Another approach for power spikes would be to consider the more detailed power through the pedal stroke. If the spike comes from an anomalous blip from a sensor, then it's unlikely that pedal stroke will exhibit a realistic force-versus-time pattern. The software could check for anomalous force-versus-time during the pedal stroke and isolate the anomalous portion.

Fortunately such intelligence is in the pods, not the pedals, and so it could be addressed with firmware, rather than hardware. I fully expect that the pedals will only continue to improve with additional updates.

Then there's that cadence blip. There again it's the domain of the pods. The pods have the accelerometers used to determine cadence. For some reason a pedal stroke may have been undetected. Why? I'm not sure. I don't know their algorithm. They watch gravity rotate relative to the noninertial frame of reference of the pedal pod. Perhaps there's an algorithm tweak which could make this more robust. Or perhaps future pedal pods will have improved hardware for cadence detection. It would be fun to dig into the firmware and try some stuff. Maybe if Garmin goes open source, alas.
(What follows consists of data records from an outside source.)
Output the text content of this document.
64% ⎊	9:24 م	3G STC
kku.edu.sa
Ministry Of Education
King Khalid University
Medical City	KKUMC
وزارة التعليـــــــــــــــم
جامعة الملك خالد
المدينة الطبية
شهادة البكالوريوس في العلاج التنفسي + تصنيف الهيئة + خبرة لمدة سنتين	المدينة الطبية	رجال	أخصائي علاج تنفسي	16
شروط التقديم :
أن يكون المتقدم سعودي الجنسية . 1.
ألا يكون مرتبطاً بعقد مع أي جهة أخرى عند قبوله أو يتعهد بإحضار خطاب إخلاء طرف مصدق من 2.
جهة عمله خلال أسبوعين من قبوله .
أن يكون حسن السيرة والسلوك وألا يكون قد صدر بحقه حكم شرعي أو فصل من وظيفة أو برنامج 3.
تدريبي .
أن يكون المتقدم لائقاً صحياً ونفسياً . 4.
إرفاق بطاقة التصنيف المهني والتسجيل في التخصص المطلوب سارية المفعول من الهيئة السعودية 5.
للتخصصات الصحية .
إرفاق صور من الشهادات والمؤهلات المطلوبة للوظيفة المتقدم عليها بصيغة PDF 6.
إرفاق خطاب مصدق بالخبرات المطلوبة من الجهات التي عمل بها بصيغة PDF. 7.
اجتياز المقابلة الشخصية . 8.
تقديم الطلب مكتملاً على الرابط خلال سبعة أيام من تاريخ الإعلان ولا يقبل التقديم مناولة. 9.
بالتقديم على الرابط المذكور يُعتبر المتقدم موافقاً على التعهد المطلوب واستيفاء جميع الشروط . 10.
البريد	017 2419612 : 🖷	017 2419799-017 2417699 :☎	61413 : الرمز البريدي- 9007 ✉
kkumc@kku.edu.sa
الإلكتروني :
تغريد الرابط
So overall I'm certainly willing to use these pedals for power tracking. I recognize 1-second power becomes unreliable, but it's not reliable (to a lesser degree) with Powertap either, due to the fractional-pedal-stroke issue.

Comments

Unknown said…
what software you use to compare two power values?

Thanks!
Unknown said…
what software you use to compare two power values?

Thanks!
djconnel said…
Sorry for the long delay. I use my own Perl scripts.